Like connecting people who share a rare, life-threatening genetic condition:
In 2012, Matt Might sat down to write a blog post. The 5,000-word essay titled “Hunting Down My Son’s Killer,” which was also republished on Gizmodo, documented his and his wife’s harrowing attempt to make sense of their son’s mysterious illness. The post went viral online—setting the family down a road that could change medical research. In the New Yorker, journalist Seth Mnookin tells the story of what’s happened since.
Might’s son, it turned out, has an incredibly rare condition involving a gene called NGLY1. When I say “rare,” I mean too rare to draw the pharmaceutical industry’s attention:
With only one known case of this disorder, writes Mnookin in the New Yorker, “there was virtually no possibility of getting a pharmaceutical company to investigate the disorder, no chance of drug trials, no way even to persuade the F.D.A. to allow Bertrand to try off-label drugs that might be beneficial.” So Might went to find other patients.
He took to the internet, and since his blog post went viral (no scientifically-inappropriate pun intended), he has found nine similar cases.
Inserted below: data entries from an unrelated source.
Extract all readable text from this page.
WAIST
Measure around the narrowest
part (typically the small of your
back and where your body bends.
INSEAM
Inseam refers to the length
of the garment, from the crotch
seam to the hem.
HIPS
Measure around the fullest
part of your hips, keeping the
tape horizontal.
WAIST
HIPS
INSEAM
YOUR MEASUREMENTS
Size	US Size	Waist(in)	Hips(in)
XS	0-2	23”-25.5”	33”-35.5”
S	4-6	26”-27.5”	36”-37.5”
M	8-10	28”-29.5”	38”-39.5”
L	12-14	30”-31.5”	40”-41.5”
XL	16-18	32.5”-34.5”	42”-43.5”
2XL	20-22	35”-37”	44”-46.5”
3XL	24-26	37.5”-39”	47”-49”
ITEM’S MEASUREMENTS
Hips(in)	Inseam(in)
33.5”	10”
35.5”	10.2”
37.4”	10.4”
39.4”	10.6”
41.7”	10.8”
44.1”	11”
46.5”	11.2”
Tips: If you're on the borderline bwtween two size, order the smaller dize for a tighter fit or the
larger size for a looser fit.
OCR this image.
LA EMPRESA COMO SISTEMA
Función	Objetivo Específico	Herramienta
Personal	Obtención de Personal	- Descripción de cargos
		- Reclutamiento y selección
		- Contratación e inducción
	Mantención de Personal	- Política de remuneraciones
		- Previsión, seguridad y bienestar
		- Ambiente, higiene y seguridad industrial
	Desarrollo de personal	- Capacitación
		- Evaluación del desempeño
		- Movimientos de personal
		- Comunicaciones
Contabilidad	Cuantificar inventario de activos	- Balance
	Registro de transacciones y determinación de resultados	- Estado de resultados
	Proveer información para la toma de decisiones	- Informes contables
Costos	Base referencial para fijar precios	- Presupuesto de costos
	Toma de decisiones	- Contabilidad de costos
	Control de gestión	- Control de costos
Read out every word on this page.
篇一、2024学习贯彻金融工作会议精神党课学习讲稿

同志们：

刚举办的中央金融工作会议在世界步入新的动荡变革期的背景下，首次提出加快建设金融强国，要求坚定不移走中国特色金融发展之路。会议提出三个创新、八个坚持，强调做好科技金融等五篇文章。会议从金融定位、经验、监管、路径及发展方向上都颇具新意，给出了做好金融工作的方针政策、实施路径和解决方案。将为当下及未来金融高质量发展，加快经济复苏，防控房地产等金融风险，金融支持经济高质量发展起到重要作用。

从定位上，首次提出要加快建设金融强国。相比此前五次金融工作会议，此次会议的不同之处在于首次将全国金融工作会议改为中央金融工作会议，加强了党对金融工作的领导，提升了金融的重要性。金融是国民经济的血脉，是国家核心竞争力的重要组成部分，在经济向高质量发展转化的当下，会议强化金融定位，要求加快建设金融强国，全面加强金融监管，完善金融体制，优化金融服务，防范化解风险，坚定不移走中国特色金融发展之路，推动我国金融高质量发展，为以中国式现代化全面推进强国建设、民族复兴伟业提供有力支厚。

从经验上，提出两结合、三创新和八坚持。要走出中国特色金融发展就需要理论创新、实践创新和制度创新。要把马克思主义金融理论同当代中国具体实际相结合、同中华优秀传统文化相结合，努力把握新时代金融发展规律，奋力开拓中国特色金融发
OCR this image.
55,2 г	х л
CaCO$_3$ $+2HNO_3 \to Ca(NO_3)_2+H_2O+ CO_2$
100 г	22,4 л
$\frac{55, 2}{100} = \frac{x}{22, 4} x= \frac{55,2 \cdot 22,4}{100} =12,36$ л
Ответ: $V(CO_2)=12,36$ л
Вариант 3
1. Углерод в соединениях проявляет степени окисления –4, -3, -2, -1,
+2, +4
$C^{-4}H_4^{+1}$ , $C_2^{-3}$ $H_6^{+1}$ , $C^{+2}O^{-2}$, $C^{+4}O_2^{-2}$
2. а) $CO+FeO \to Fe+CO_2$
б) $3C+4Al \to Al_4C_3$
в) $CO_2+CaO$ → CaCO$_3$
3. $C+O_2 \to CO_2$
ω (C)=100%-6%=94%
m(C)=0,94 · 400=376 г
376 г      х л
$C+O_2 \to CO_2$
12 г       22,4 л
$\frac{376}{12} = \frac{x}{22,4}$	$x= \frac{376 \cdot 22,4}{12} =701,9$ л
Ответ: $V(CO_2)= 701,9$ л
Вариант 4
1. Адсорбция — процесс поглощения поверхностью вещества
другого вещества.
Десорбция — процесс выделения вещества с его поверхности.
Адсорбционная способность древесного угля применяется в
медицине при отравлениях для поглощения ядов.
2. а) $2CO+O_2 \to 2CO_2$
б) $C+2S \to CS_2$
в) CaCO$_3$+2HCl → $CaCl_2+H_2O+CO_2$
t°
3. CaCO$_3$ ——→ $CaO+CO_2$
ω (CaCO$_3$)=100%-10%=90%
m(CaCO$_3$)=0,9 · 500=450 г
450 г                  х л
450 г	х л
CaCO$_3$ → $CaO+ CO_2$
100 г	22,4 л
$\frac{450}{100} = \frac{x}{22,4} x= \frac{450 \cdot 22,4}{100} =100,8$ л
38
This is one way that the internet beats otherwise-standard research methods:
If the Mights’ story is about the triumph of the internet, it is also about flaws in the traditional research community. It was impossible to find other cases related to NGLY1 in existing databases because researchers are unwilling to share genomic data—due to fears about patient privacy but also about not getting credit for a discovery. Social media has upended how patients with rare diseases find each another and, really, how these diseases are even discovered.
Let’s not get too smug about the power of social media, but let’s not dismiss it out of hand, either. This is not a “success” story per se, but it is cause for some hope.